Évaluer les médicaments : pour les patients d'aujourd'hui, sans négliger ceux de demain

Au cours des dernières années, la quantité et la qualité des informations disponibles sur les nouveaux médicaments au moment de leur autorisation de mise sur le marché (AMM) se sont considérablement appauvries, au point qu'au printemps 2023 un collectif de spécialistes de l'évaluation des médicaments et de soignants a publié une alerte à ce sujet en France (1). En même temps, certaines associations de patients critiquent les « décisions mortifères » de la Commission de la transparence de la Haute autorité de santé (HAS), qui retarderaient l'accès à de nouveaux médicaments présentés comme prometteurs (2à4).

Mais tous les patients partagent-ils les mêmes intérêts en matière d'évaluation des nouveaux médicaments ?

Des intérêts en partie divergents

Chaque patient a intérêt à avoir accès à des médicaments bien évalués, dont la balance bénéfices-risques favorable a été démontrée sur des critères cliniques pertinents, avec un fort niveau de preuves, et en comparaison avec les meilleures options thérapeutiques disponibles.

Mais les attentes des patients diffèrent selon leur situation personnelle. Par exemple, il est compréhensible que des patients atteints d'une maladie dont on ne connaît pas de traitement satisfaisant souhaitent avoir accès le plus rapidement possible à de nouveaux médicaments, même insuffisamment évalués, malgré des incertitudes et des risques importants (5).

Aux États-Unis d'Amérique et en Europe, les agences du médicament ont rendu possibles des accès de plus en plus précoces à certains médicaments. Cela a incité de plus en plus les firmes à saisir l'opportunité de ces marchés faciles, car peu exigeants et vite rémunérateurs (6).

Négligences

Les agences du médicament acceptent des données cliniques de faible niveau de preuves pour l'octroi d'une AMM précoce, sans être assez exigeantes sur l'évaluation post-AMM, indispensable pour compléter l'évaluation.
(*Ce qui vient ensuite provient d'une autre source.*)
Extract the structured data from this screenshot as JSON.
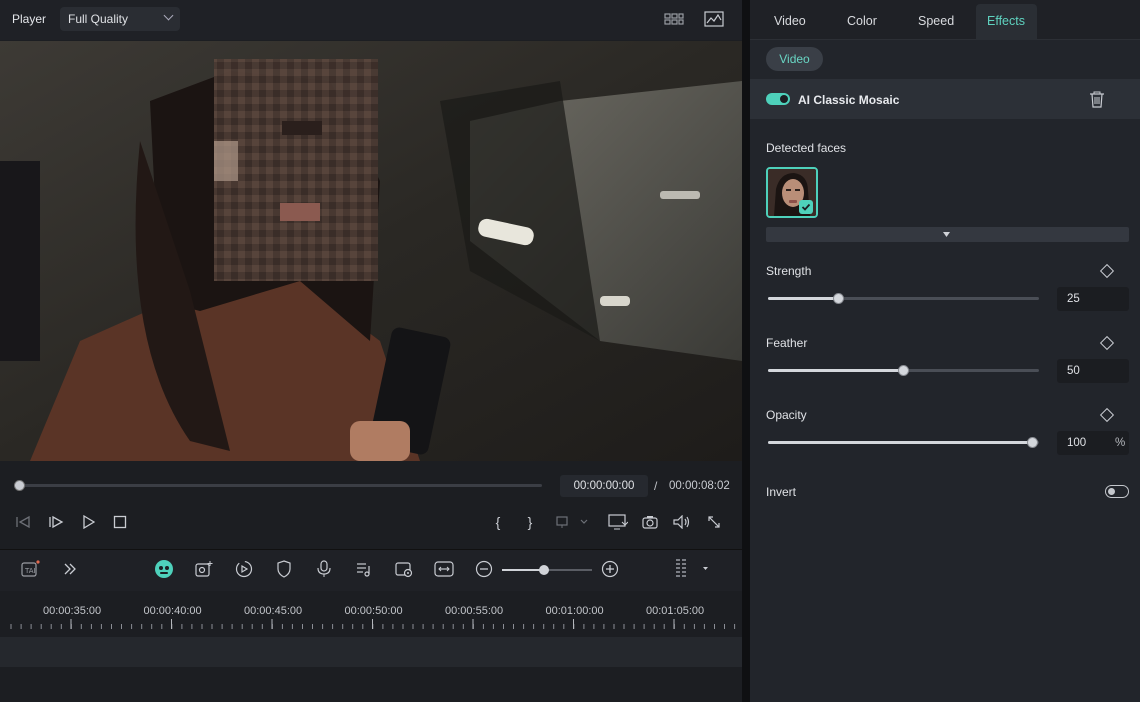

Ce sont tous les patients qui sont malmenés, car les choix thérapeutiques s'effectuent, de façon durable, sur des données très fragiles (5).

Par exemple, en acceptant l'AMM de médicaments dans la maladie d'Alzheimer sur la base d'une action sur les plaques amyloïdes, qui est un critère intermédiaire d'évaluation sans lien démontré avec l'amélioration de la situation clinique des patients, les agences incitent les firmes à choisir cette piste d'évaluation relativement facile, en négligeant d'autres pistes de recherche éventuellement plus prometteuses (5).
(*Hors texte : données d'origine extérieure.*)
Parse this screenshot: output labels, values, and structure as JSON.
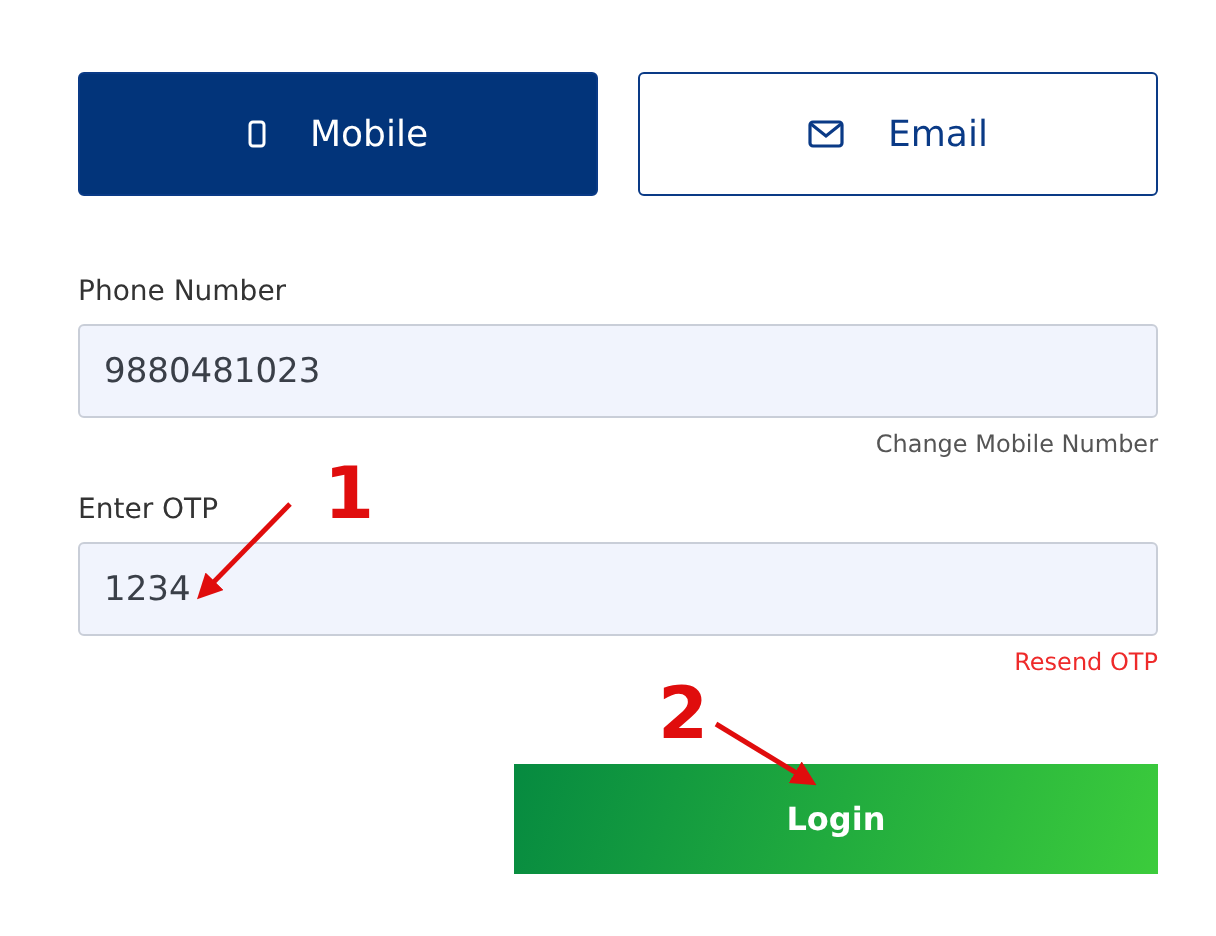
{
  "tabs": [
    {
      "label": "Mobile",
      "kind": "phone",
      "selected": true
    },
    {
      "label": "Email",
      "kind": "mail",
      "selected": false
    }
  ],
  "fields": [
    {
      "label": "Phone Number",
      "value": "9880481023",
      "link": "Change Mobile Number",
      "kind": "change"
    },
    {
      "label": "Enter OTP",
      "value": "1234",
      "link": "Resend OTP",
      "kind": "resend"
    }
  ],
  "login_button": "Login",
  "annotations": [
    {
      "number": "1",
      "kind": "otp"
    },
    {
      "number": "2",
      "kind": "login"
    }
  ]
}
Des délais courts pour répondre aux besoins des patients qui sont aujourd'hui en situation d'impasse thérapeutique permettent rarement de disposer d'une évaluation solide des nouveaux médicaments. Dans l'intérêt de tous les patients de demain, les firmes devraient être obligées de poursuivre jusqu'au niveau standard l'évaluation de ces médicaments autorisés sur une base fragile, ne serait-ce que pour écarter ceux qui s'avèrent finalement plus dangereux qu'utiles.

Les activités de recherche et développement concernant les médicaments, encadrées par les agences, doivent prendre en compte les patients d'aujourd'hui, tout autant que ceux de demain.

©Prescrire

Extraits de la veille documentaire Prescrire

1- Autrant B et coll. "Traitements contre le cancer : « Le bénéfice des nouveaux médicaments, évalué à court terme, est trop incertain »" Le Monde du 19 mai 2023 : 1 page.

2- AF3M "Halte aux décisions mortifères de la HAS : Mise en danger des malades du myélome multiple" 12 février 2023 : 2 pages.

3- Prescrire Rédaction "Commission de la transparence : priée de passer en mode dégradé !" Rev Prescrire 2023 ; 43 (478) : 616.

4- "Dr Étienne Lengliné, de la Commission de la Transparence « Il y a actuellement beaucoup d'incertitudes dans l'évaluation des médicaments »" Lymphom'Action 2023 ; (50) : 8-11.

5- Lynch HF et Largent E "Considering tomorrow's patients in today's drug approvals" BMJ 2023 ; 381:e07500017 : 4 pages.

6- Prescrire Rédaction "Recherche et développement de médicaments : changer de système" Rev Prescrire 2016 ; 36 (398) : 933-939.